CM . . . . Volume XVI Number 5. . . .October 2, 2009.
The Kalevala: Tales of Magic and Adventure.
Kirsti Mäkinen, adapter. Illustrated by Pirkko-Liisa Surojegin. Translated by Kaarina Brooks.Vancouver, BC: Simply Read Books, 2009.
214 pp., hardcover, $29.95.
Grades 8 and up / Ages 13 and up.
Review by Gail de Vos.
The idea of Sampo began to fascinate him. A wonderful object that did not yet exist in the world. Whoever possessed Sampo would have eternal happiness, wealth, and power, and would get whatever the owner wished for.
Ilmarinen set to work.
But in Pohjola there was no smithy, no forge, no bellows. Besides, the materials needed for making Sampo were almost without substance——the tip of a swan’s quill, a drop of milk from a barren cow, one grain of barley, on curl of lamb’s wool...
But Ilmarinen did not give up. For days on end he searched, and at last he found a striped stone for the base of the forge. Then he assembled a forge and bellows.
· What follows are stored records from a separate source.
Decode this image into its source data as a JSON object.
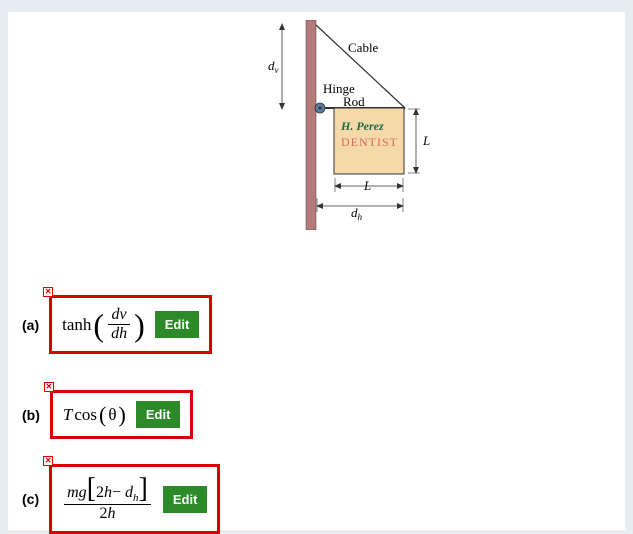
{
  "diagram": {
    "cable_label": "Cable",
    "hinge_label": "Hinge",
    "rod_label": "Rod",
    "sign_line1": "H. Perez",
    "sign_line2": "DENTIST",
    "dim_dv": "d",
    "dim_dv_sub": "v",
    "dim_dh": "d",
    "dim_dh_sub": "h",
    "dim_L_right": "L",
    "dim_L_bottom": "L"
  },
  "parts": {
    "a": {
      "label": "(a)",
      "fn": "tanh",
      "frac_num": "dv",
      "frac_den": "dh",
      "edit": "Edit"
    },
    "b": {
      "label": "(b)",
      "expr_T": "T",
      "expr_cos": "cos",
      "expr_theta": "θ",
      "edit": "Edit"
    },
    "c": {
      "label": "(c)",
      "num_mg": "mg",
      "num_bracket": "2h− d",
      "num_bracket_sub": "h",
      "den": "2h",
      "edit": "Edit"
    }
  }
}
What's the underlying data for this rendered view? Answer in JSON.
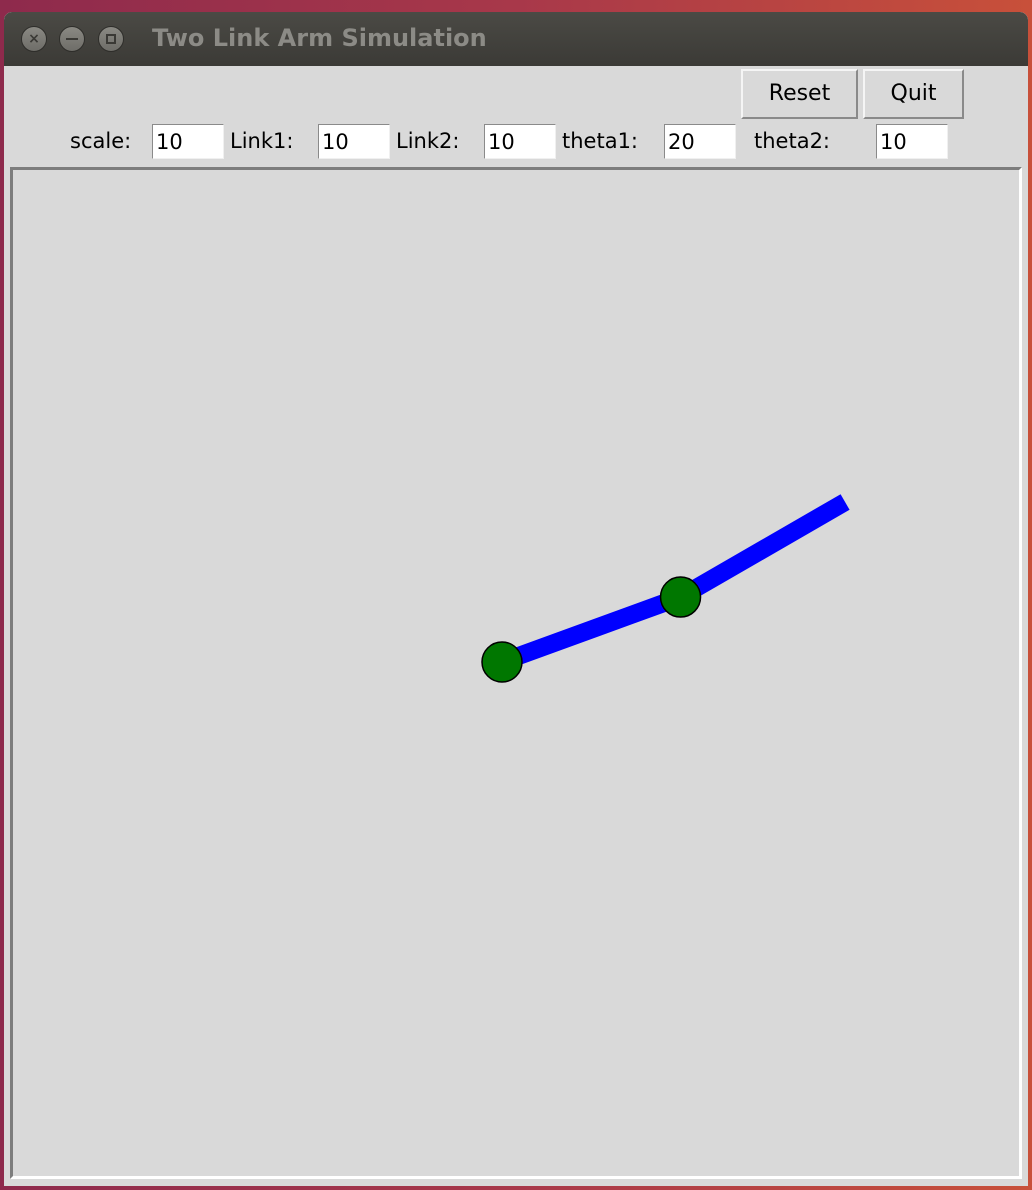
{
  "window": {
    "title": "Two Link Arm Simulation"
  },
  "toolbar": {
    "reset_label": "Reset",
    "quit_label": "Quit"
  },
  "params": {
    "scale_label": "scale:",
    "scale_value": "10",
    "link1_label": "Link1:",
    "link1_value": "10",
    "link2_label": "Link2:",
    "link2_value": "10",
    "theta1_label": "theta1:",
    "theta1_value": "20",
    "theta2_label": "theta2:",
    "theta2_value": "10"
  },
  "canvas": {
    "background": "#d9d9d9",
    "link_color": "#0000ff",
    "joint_color": "#007700",
    "joint_outline": "#000000"
  }
}
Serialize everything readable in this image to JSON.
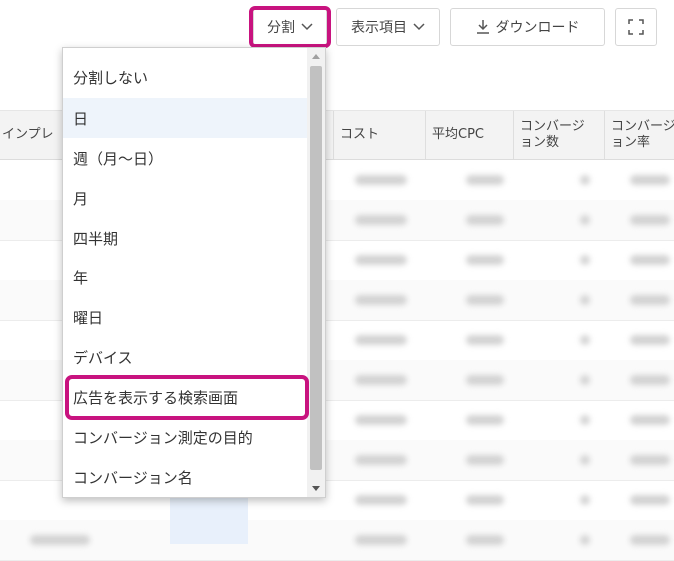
{
  "toolbar": {
    "split_label": "分割",
    "columns_label": "表示項目",
    "download_label": "ダウンロード",
    "chevron_icon": "chevron-down-icon",
    "download_icon": "download-icon",
    "expand_icon": "fullscreen-icon"
  },
  "table": {
    "headers": [
      {
        "label": "インプレ"
      },
      {
        "label": "コスト"
      },
      {
        "label": "平均CPC"
      },
      {
        "label": "コンバージ\nョン数"
      },
      {
        "label": "コンバージ\nョン率"
      }
    ]
  },
  "split_menu": {
    "items": [
      {
        "label": "分割しない"
      },
      {
        "label": "日"
      },
      {
        "label": "週（月〜日）"
      },
      {
        "label": "月"
      },
      {
        "label": "四半期"
      },
      {
        "label": "年"
      },
      {
        "label": "曜日"
      },
      {
        "label": "デバイス"
      },
      {
        "label": "広告を表示する検索画面"
      },
      {
        "label": "コンバージョン測定の目的"
      },
      {
        "label": "コンバージョン名"
      }
    ],
    "selected_index": 1,
    "highlighted_index": 8
  },
  "colors": {
    "highlight": "#c8137f",
    "selected_bg": "#eef4fb"
  }
}
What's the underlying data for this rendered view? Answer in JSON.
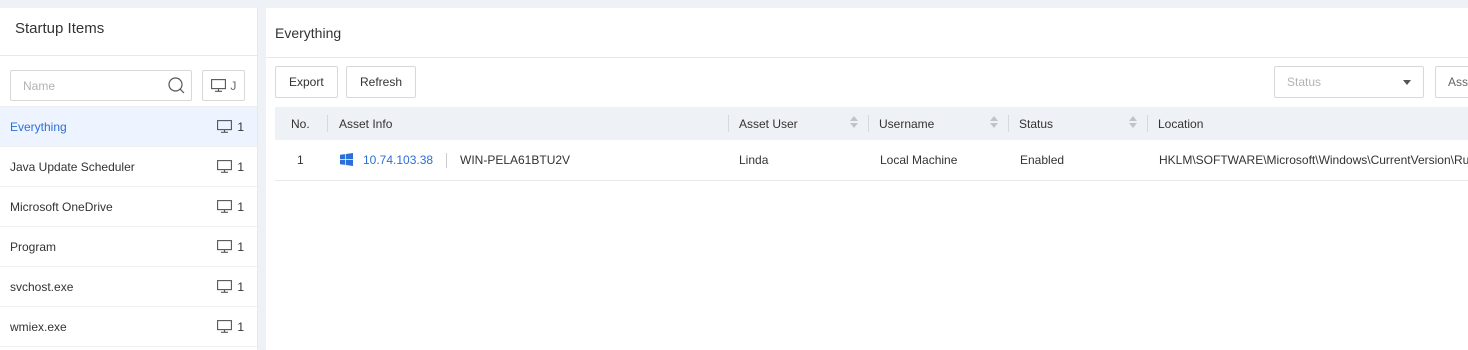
{
  "left_panel": {
    "title": "Startup Items",
    "search_placeholder": "Name",
    "view_button_label": " J",
    "items": [
      {
        "label": "Everything",
        "count": "1",
        "active": true
      },
      {
        "label": "Java Update Scheduler",
        "count": "1"
      },
      {
        "label": "Microsoft OneDrive",
        "count": "1"
      },
      {
        "label": "Program",
        "count": "1"
      },
      {
        "label": "svchost.exe",
        "count": "1"
      },
      {
        "label": "wmiex.exe",
        "count": "1"
      }
    ]
  },
  "main": {
    "title": "Everything",
    "toolbar": {
      "export_label": "Export",
      "refresh_label": "Refresh",
      "status_placeholder": "Status",
      "asset_label": "Ass"
    },
    "table": {
      "columns": [
        "No.",
        "Asset Info",
        "Asset User",
        "Username",
        "Status",
        "Location"
      ],
      "rows": [
        {
          "no": "1",
          "ip": "10.74.103.38",
          "hostname": "WIN-PELA61BTU2V",
          "asset_user": "Linda",
          "username": "Local Machine",
          "status": "Enabled",
          "location": "HKLM\\SOFTWARE\\Microsoft\\Windows\\CurrentVersion\\Run"
        }
      ]
    }
  },
  "colors": {
    "accent": "#2d6fd8",
    "active_bg": "#eef4ff",
    "header_bg": "#eef1f5"
  },
  "icons": [
    "search-icon",
    "monitor-icon",
    "windows-icon",
    "caret-down-icon",
    "sort-icon"
  ]
}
Ilmarinen lit a fire, stuffed the materials for Sampo into the furnace, and made slaves blow the bellows. Slowly, from amid the flames, the dim outline of an object began to take shape.
What was emerging from the flames? Ilmarinen bent down to look.
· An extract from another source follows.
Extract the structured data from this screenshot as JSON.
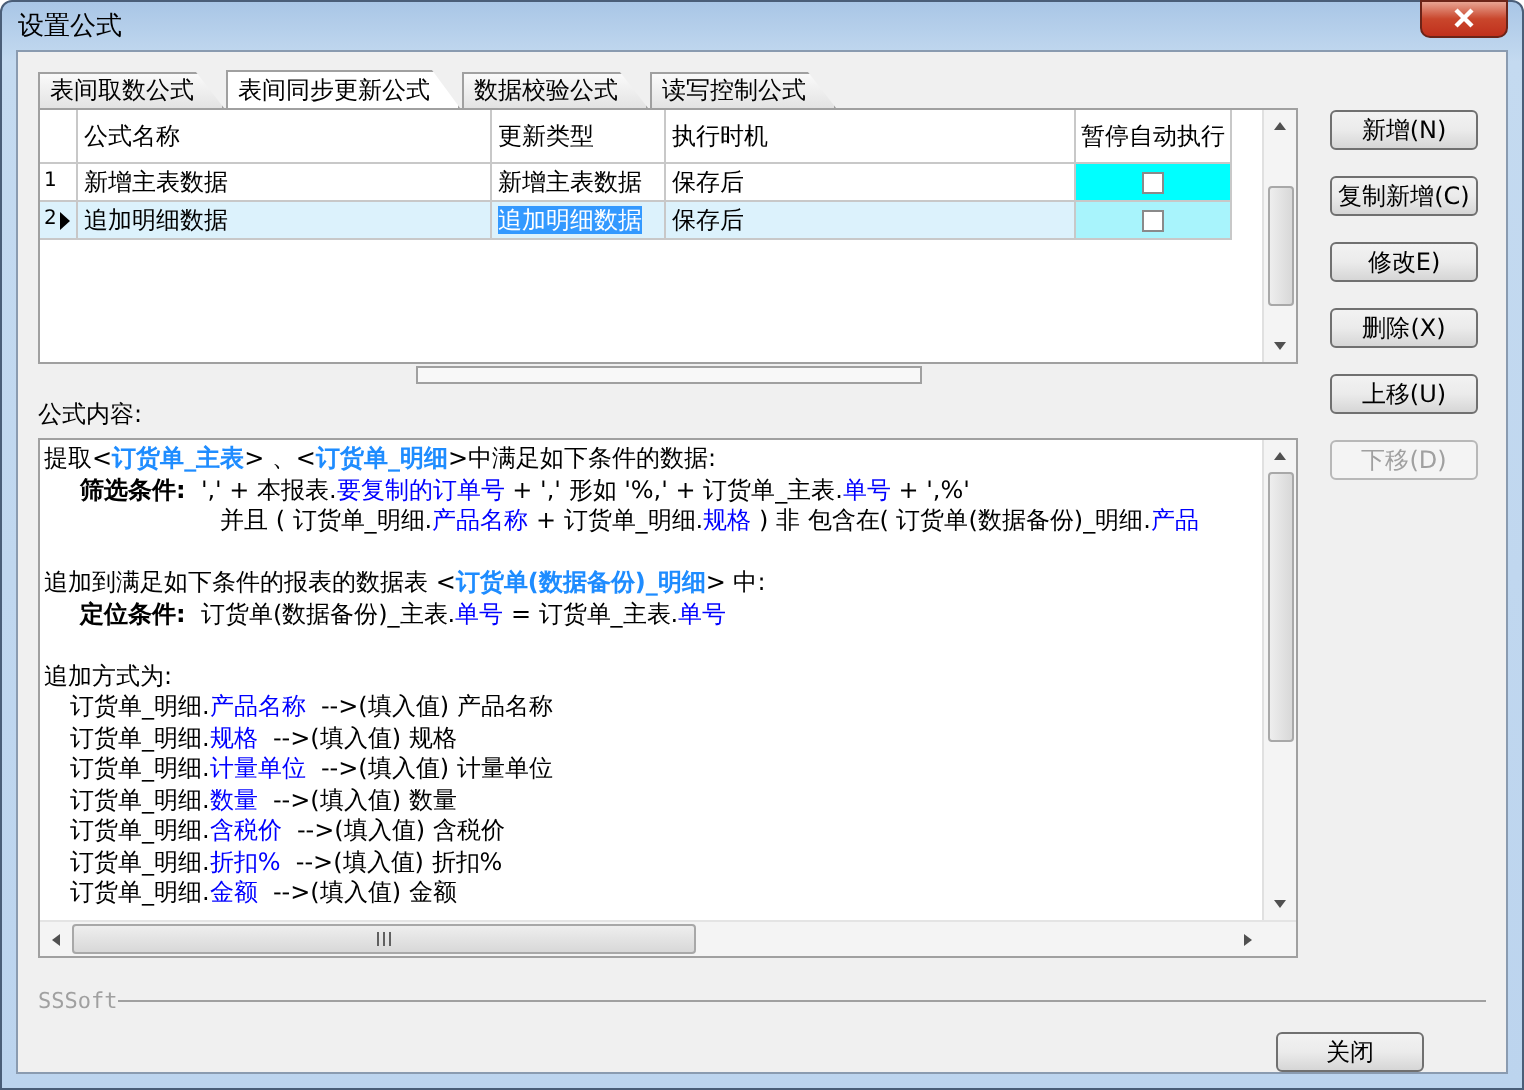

This recent translation of the national epic poem of Finland is filled with colour, drama and excitement both in the illustrations and prose. While the episodic chapters and narrative may seem a bit stilted, it amply conveys the powerful mythological and mystical stories that have captivated not only the Finnish imagination but those far flung from this epic landscape.
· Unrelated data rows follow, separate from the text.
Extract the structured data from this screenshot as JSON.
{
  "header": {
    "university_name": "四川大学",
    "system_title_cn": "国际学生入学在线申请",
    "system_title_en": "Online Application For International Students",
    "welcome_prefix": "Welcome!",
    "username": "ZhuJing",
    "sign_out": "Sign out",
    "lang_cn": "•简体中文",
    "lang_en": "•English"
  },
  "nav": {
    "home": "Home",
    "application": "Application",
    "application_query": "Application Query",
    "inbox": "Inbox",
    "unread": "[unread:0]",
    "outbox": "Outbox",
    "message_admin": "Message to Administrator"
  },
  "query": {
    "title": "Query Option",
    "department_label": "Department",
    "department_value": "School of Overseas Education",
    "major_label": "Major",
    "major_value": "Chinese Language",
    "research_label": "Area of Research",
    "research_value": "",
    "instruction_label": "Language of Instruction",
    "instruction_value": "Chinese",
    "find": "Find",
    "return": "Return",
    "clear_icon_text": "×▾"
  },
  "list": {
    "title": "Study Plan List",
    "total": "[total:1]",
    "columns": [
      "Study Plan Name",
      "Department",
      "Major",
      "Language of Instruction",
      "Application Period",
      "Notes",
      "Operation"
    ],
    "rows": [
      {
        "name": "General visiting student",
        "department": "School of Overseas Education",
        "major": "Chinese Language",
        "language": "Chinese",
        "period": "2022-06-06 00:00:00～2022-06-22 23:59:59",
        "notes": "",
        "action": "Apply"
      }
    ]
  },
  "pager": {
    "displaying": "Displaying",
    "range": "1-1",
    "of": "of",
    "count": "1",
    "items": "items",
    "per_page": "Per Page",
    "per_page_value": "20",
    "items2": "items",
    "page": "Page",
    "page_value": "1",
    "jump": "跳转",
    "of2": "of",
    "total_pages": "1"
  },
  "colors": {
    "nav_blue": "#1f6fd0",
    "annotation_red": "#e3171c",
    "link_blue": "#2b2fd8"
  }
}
While the original epic consists of 22,795 verses, divided into 50 chapters, Mäkinen’s Finnish prose, translated by Canadian Kaarina Brooks, is divided into 20 chapters interspersed with illustrations and translated runes from the epic itself. The first seven chapters include the story told in the first ten chapters of the original piece telling of the origin of Earth and introducing the characters Vääinäämööinen and Joukahainen, their relationship with each other and the influence that this relationship has on the rest of the story. This story cycle ends with the main character of the Kalevala, Vääinäämööinen, tricking the blacksmith Ilmarinen to forge Sampo so he can acquire the Mistress of the North for his wife. The following chapters tell the complicated nine cycles of stories of the main characters and their attempt to forge out their own futures.
There is a great deal of violence, but this is handled well in the translation and is not apparent in either the evocative but restrained black-and-white or coloured illustrations. While marketed by the publisher for children as well as older readers, this reviewer feels that the intended readers should be more mature as to more fully appreciate the understated delivery that this book as object presents. A prologue introduces the reader to the historical and literary significance of the national epic, and the four-page glossary offers both a pronunciation guide and an aid to clarify and remind the readers of the largely unfamiliar Finnish mythological characters and geography.
Gail de Vos teaches at the School of Library and Information Studies for the University of Alberta and is the author of eight books on storytelling and folklore.